Preparation for COVID-19 (Coronavirus) Response

<< All News Friday, March 6, 2020

The financial sector became well prepared to address a pandemic during 2007 when the Avian flu was a topic. Exercises were held that showed that while there would be significant impacts, the financial sector overall was able to continue to operate and cope with the impacts. Reviewing the material developed in 2007 reveals those preparation plans remain valid today1.

While the Avian flu reached the level of a pandemic according to CDC, the Coronavirus might not. However, now is good time to review that 2007 material and update your own preparedness plans. While traditional disasters normally have limited time durations, pandemics generally occur in multiple waves, each lasting two to three months. Experts predict the most significant challenge from a severe pandemic will likely be staffing shortages due to absenteeism.

The effects of a pandemic will be broad, and we must ensure continuation of essential financial services. You very likely planned for a pandemic more than a decade ago and have addressed the threat as part of your business continuity plan. Now is a good time to review and update your pandemic plan and remember that business continuity plans should address the threat of a pandemic influenza outbreak and its potential impact on the delivery of critical financial services. The 2007 Interagency Pandemic Guidance contains helpful information as much of it is still relevant.

In communication with concerned customers, you can highlight the following:

• The financial sector became well prepared to address a pandemic during 2007 when the Avian flu was a topic.

• Public/Private Sector Exercises were held that showed that while there would be significant impacts, the financial sector overall was able to continue to operate and cope with the impacts.

If you change or adjust your hours due to an emergency epidemic, please notify our Department to ensure open communication lines and compliance with regulatory requirements. Additionally, the Department allows individuals to work remotely without notification or branch licensure as long as the location is not held open to the public as a place of business.
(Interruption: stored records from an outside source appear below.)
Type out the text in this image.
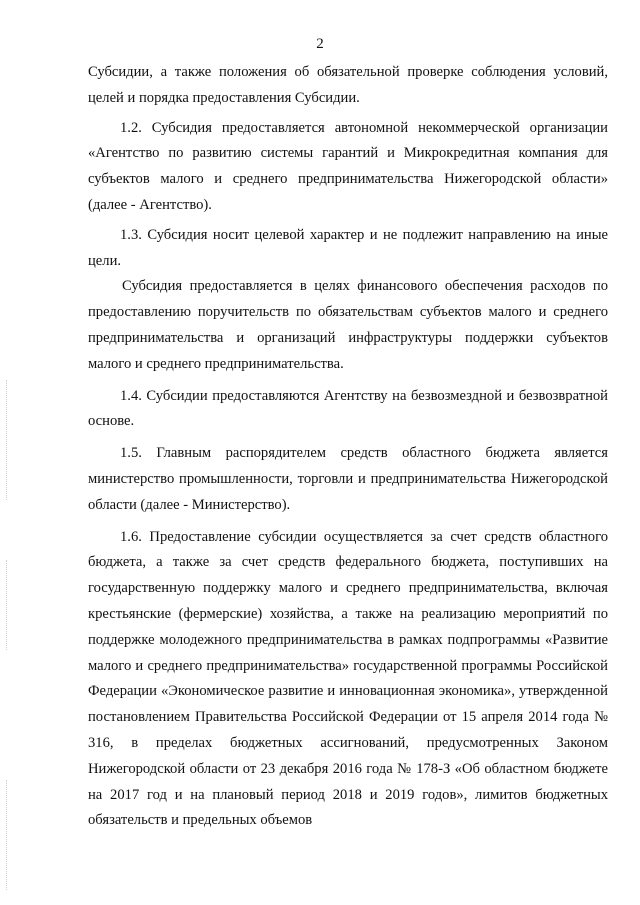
2

Субсидии, а также положения об обязательной проверке соблюдения условий, целей и порядка предоставления Субсидии.

1.2. Субсидия предоставляется автономной некоммерческой организации «Агентство по развитию системы гарантий и Микрокредитная компания для субъектов малого и среднего предпринимательства Нижегородской области» (далее - Агентство).

1.3. Субсидия носит целевой характер и не подлежит направлению на иные цели.

Субсидия предоставляется в целях финансового обеспечения расходов по предоставлению поручительств по обязательствам субъектов малого и среднего предпринимательства и организаций инфраструктуры поддержки субъектов малого и среднего предпринимательства.

1.4. Субсидии предоставляются Агентству на безвозмездной и безвозвратной основе.

1.5. Главным распорядителем средств областного бюджета является министерство промышленности, торговли и предпринимательства Нижегородской области (далее - Министерство).

1.6. Предоставление субсидии осуществляется за счет средств областного бюджета, а также за счет средств федерального бюджета, поступивших на государственную поддержку малого и среднего предпринимательства, включая крестьянские (фермерские) хозяйства, а также на реализацию мероприятий по поддержке молодежного предпринимательства в рамках подпрограммы «Развитие малого и среднего предпринимательства» государственной программы Российской Федерации «Экономическое развитие и инновационная экономика», утвержденной постановлением Правительства Российской Федерации от 15 апреля 2014 года № 316, в пределах бюджетных ассигнований, предусмотренных Законом Нижегородской области от 23 декабря 2016 года № 178-З «Об областном бюджете на 2017 год и на плановый период 2018 и 2019 годов», лимитов бюджетных обязательств и предельных объемов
We simply ask that you follow best business practices for operating during the current crisis and please keep us apprised of any issues that may negatively affect North Dakota consumers.

Resources:

ND Dept. of Health: https://www.health.nd.gov/diseases-conditions/coronavirus

• ND Governor Doug Burgum/ND Dept. of Health March 3, 2020, Press Conference: https://www.health.nd.gov/news/nddoh-covid-19-press-conference-governor-doug-burgum

• CDC https://www.cdc.gov/coronavirus/2019-ncov/index.html

• World Health Organization https://www.who.int/emergencies/diseases/novel-coronavirus-2019

• Interagency Advisory on Influenza Pandemic Preparedness issued on March 15, 2006 https://www.fdic.gov/news/news/financial/2006/fil06025.html

 

1 Refer to the After Action Report from 2007 FBIIC/FSSCC Pandemic Exercise.